Increased expression of endoarterial vascular cell adhesion molecule-1 mRNA in an experimental model of lung transplant rejection: diagnosis by pulmonary arterial biopsy.

Abstract

Early detection of rejection after lung transplantation may prevent allograft failure. This study determines if mRNA from the cell adhesion molecules intercellular adhesion molecule-1, vascular cell adhesion molecule (VCAM)-1, and E-selectin in pulmonary endovascular tissue samples could be markers of early rejection. Single left lung transplants were performed in five dogs. Each dog was treated for 2 weeks with immunosuppression, after which rejection was allowed to occur. Percutaneous biopsies from 2- to 3-mm distal branch pulmonary arteries were obtained in each dog from the normal and the transplanted lungs at the end of immunosuppression therapy and periodically (2-4 times) for 1 to 3 weeks until euthanasia.
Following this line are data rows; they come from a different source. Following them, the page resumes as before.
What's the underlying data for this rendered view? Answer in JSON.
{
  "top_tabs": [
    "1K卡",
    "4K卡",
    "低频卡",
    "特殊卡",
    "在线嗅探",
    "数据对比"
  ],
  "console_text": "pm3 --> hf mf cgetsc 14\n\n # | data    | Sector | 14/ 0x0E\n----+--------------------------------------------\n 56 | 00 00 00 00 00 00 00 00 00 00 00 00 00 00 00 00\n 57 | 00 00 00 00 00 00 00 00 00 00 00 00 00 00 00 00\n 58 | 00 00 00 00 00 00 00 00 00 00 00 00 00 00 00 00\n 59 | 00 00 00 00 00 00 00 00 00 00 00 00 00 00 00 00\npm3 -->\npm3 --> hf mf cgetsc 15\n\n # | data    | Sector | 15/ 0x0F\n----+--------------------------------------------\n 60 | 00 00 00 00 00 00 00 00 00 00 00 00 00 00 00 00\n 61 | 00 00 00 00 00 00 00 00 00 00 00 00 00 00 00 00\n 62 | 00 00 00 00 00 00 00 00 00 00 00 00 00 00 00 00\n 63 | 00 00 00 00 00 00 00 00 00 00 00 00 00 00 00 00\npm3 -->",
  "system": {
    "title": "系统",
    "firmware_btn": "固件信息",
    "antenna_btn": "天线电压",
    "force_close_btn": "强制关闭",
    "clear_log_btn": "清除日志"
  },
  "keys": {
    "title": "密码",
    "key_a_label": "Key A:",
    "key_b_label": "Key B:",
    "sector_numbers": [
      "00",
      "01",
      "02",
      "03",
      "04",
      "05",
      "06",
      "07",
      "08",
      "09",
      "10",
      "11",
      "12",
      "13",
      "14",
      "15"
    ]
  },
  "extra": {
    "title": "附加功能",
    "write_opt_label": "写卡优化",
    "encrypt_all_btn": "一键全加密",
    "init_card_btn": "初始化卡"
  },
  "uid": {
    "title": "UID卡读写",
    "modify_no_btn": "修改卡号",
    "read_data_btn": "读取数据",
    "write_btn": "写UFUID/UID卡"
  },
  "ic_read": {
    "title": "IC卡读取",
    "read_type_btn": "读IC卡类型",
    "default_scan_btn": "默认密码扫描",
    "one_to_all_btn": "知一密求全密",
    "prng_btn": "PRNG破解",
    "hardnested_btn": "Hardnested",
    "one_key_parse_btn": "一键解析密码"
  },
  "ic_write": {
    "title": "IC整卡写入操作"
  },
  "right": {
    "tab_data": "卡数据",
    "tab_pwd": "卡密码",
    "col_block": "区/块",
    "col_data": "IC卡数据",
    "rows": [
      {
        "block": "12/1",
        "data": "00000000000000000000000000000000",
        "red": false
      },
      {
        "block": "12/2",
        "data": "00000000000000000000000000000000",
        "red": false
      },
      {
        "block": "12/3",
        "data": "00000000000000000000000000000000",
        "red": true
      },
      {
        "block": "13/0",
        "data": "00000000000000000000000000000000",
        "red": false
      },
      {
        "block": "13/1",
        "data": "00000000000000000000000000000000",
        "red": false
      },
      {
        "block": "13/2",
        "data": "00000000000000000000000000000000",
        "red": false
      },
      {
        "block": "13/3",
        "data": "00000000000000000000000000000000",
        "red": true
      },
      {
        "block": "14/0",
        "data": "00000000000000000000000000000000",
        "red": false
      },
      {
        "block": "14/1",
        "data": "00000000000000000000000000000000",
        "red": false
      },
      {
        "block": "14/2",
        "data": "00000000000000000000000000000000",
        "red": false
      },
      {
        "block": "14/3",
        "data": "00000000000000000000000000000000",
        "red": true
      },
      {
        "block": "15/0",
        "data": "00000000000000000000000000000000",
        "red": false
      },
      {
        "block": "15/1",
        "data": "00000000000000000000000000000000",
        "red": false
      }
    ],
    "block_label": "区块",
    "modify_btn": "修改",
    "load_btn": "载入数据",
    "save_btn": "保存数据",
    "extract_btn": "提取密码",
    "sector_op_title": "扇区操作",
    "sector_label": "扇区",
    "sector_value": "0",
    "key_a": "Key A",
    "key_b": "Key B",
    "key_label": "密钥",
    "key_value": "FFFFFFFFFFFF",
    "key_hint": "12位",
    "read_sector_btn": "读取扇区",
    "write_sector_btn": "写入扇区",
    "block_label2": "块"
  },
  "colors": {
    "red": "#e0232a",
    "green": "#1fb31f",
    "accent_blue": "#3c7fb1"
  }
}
Levels of cell adhesion molecule mRNA in the biopsy samples were quantitated by reverse-transcriptase polymerase chain reaction and normalized to beta-actin mRNA levels. Between three and five pulmonary endoarterial biopsy samples were obtained from each lung at each catheterization procedure. There was a significant increase in VCAM-1 mRNA levels in the biopsies of the transplanted lungs (which were undergoing rejection) compared with the native right lungs in all dogs. Progressive increases in VCAM-1 mRNA were observed with longer rejection times. VCAM-1 mRNA changes were detected earlier than histologic changes of rejection. In pulmonary endoarterial biopsy samples obtained in a canine lung transplant model, there was a progressive increase in VCAM-1 mRNA levels with increasing rejection. Changes in VCAM-1 mRNA were observed earlier than histologic changes of rejection. VCAM-1 quantitation by endoarterial biopsy may be useful in surveillance and early diagnosis of rejection in patients who undergo lung transplantation.